Sara Staggs

Hope is the thing with feathers that perches on the soul. - Emily Dickenson

Five years ago, a doctor told me that if I did not get my seizures under control, there was a good chance I would die before I was fifty.

I was thirty-six at the time. I had been living with epilepsy since I was 18-months-old and, although they had become increasingly intrusive on my life, I had never considered that I could die from them. Wasn't just having epilepsy punishment enough? I thought.

At that time, I was having one or two tonic-clonic seizures a month and one partial complex seizure. There did not seem to be any pattern to them except for time - about every ten days my seizure clock went off and there I was again, on the floor, on the bed, on the neighbor's yard, my young children screaming for help while I seized.

Having a seizure was almost a relief: I knew that I could count on my brain for another week. I had a Get Out of Jail Free card for seven days and then the anxiety would return, the storm would grow on the horizon until it broke in my brain.

The neurologist referred me to the Cleveland Clinic for a pre-surgical work-up. This entailed a stay in the EMU, SEEG monitoring and brain mapping.

Away from my family for five weeks, in a hospital bed in Cleveland, Ohio, in the middle of February, I vacillated between anger, hope, frustration, hope, loneliness and hope. The doctors in Cleveland recommended an ablation and in May 2017 I had a frontal lobe laser ablation.

Maybe I can be seizure free, I thought as I rolled into the OR. This could be it. This was not it.

The ablation interrupted the network, but my seizures returned six weeks later. They were different, less severe but still on schedule. No longer having tonic-clonic seizures, the recovery was easier but the limitations remained.

Epilepsy, I have found, puts one in an invisible cage - the more frequent the seizures, the smaller the cage. Seizures take away the ability to drive, to socialize, sometimes even to leave the house. They make you dependent on others in ways both practical and intangible: I need help getting the children home from school and a shoulder to cry on after a post-seizure injury sends me to the ER.

I kept looking for the keys to my cage; the ablation had not unlocked the door. While doing research on new epilepsy treatments, my husband stumbled upon the RNS. We asked my neurologist at the Cleveland Clinic if he thought I would be a candidate.

My seizures arise from three areas in my brain, two of which are inoperable. In all the testing, it is unclear which area if firing first, which is the pacemaker. Sometimes, it seems that two are firing at the same time, within a millisecond of each other.

The RNS can currently handle two leads, but my neurologist thought that I could be a candidate. He suggested that I go to UCSF for the surgery, as an RNS implant requires follow-up every two months for the first year and San Fransisco was closer to Portland than Cleveland. Hope returned.

The team at UCSF decided that they did not have enough information to place the leads from the RNS accurately and wanted to place an inter cranial grid and conduct further brain mapping. COVID hit; the world shut down; non-essential surgeries were postponed and inter cranial monitoring was deemed non-essential. But, my seizures were getting worse. For me, it was a race against time and time was of the essence.

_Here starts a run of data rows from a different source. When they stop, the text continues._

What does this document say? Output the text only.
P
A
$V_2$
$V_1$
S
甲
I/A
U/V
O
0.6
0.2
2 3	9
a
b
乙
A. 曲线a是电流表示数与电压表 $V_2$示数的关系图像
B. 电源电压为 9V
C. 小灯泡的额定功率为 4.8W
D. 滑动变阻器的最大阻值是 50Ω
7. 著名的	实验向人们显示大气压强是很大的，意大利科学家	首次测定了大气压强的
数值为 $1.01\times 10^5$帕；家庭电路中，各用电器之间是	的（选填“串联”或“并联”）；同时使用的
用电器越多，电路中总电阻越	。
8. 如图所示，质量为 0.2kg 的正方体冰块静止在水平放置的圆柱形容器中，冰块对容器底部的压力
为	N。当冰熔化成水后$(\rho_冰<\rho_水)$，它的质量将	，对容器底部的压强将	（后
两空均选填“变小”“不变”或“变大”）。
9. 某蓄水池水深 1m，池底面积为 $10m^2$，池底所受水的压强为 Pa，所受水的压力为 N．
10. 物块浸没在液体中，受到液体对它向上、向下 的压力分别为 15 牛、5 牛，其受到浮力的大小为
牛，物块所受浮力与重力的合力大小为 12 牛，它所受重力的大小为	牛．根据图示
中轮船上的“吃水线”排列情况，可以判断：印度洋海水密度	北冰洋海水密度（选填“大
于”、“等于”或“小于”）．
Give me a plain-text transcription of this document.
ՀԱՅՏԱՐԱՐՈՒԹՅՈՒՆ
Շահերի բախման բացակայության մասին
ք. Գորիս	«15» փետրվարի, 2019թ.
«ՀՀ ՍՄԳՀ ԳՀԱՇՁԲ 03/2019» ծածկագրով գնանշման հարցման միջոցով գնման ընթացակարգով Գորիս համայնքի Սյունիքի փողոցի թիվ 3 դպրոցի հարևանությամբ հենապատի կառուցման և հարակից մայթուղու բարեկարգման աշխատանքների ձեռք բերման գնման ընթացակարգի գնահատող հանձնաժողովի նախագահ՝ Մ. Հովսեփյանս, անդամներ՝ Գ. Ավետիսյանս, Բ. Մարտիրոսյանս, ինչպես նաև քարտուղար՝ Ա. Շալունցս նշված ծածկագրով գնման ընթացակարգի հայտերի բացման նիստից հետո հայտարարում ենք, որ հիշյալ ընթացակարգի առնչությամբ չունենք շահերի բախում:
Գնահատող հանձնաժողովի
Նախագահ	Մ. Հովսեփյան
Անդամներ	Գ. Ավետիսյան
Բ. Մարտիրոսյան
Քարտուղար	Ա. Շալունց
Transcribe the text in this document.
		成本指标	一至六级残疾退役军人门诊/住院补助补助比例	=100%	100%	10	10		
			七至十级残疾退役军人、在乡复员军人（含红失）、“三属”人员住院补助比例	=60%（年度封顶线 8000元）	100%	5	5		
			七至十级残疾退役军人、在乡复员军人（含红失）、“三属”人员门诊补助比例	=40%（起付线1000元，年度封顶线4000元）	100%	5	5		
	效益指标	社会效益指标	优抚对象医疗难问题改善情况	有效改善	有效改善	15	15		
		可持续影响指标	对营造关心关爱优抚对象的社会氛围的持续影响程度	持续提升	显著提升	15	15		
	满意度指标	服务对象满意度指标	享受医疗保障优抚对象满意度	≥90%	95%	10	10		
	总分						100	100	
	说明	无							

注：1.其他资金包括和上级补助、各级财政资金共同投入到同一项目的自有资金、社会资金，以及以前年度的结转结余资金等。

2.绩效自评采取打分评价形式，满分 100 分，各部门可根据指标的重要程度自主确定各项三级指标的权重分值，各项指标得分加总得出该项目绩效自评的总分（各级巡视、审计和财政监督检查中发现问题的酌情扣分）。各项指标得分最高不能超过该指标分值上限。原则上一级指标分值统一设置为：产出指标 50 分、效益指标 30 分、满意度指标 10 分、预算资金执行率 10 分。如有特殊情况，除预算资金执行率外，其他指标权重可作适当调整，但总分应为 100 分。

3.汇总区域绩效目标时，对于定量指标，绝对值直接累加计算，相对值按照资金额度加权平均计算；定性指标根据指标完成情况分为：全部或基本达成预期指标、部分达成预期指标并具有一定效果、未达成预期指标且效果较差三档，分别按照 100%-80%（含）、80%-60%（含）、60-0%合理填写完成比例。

In July 2020 I went to UCSF. Within five days, I had six seizures in the EMU and the team was able to place the RNS device. They turned on the stimulation and we waited. I am recovering from a seizure as I write this. However, it was a smaller seizure than it would have been twelve months ago, without the RNS, a short simple partial seizure versus a severe complex partial seizure.

I am not a woman used to losing and I know that I will fight these seizures to the end; that there are no lengths that I will not go to end this cycle in my uncooperative brain. I also know that there is only so much I can do. Look, my husband says, it's getting so much better now. We just have to wait.

Mommy doesn't really have seizures anymore, my children tell their friends. She has a computer in her brain that makes them stop. Just give it time, my neurologist at UCSF tells me.

We are still in the beginning stages. What I hear when I put all of these pieces together is that I need to have patience. What I hear is that there is hope. I hear that there is still more to do, but things are better. So I quiet the part of my brain that is yelling BUT I WANT IT NOW! and wait.

Tomorrow is one day closer to seizure freedom.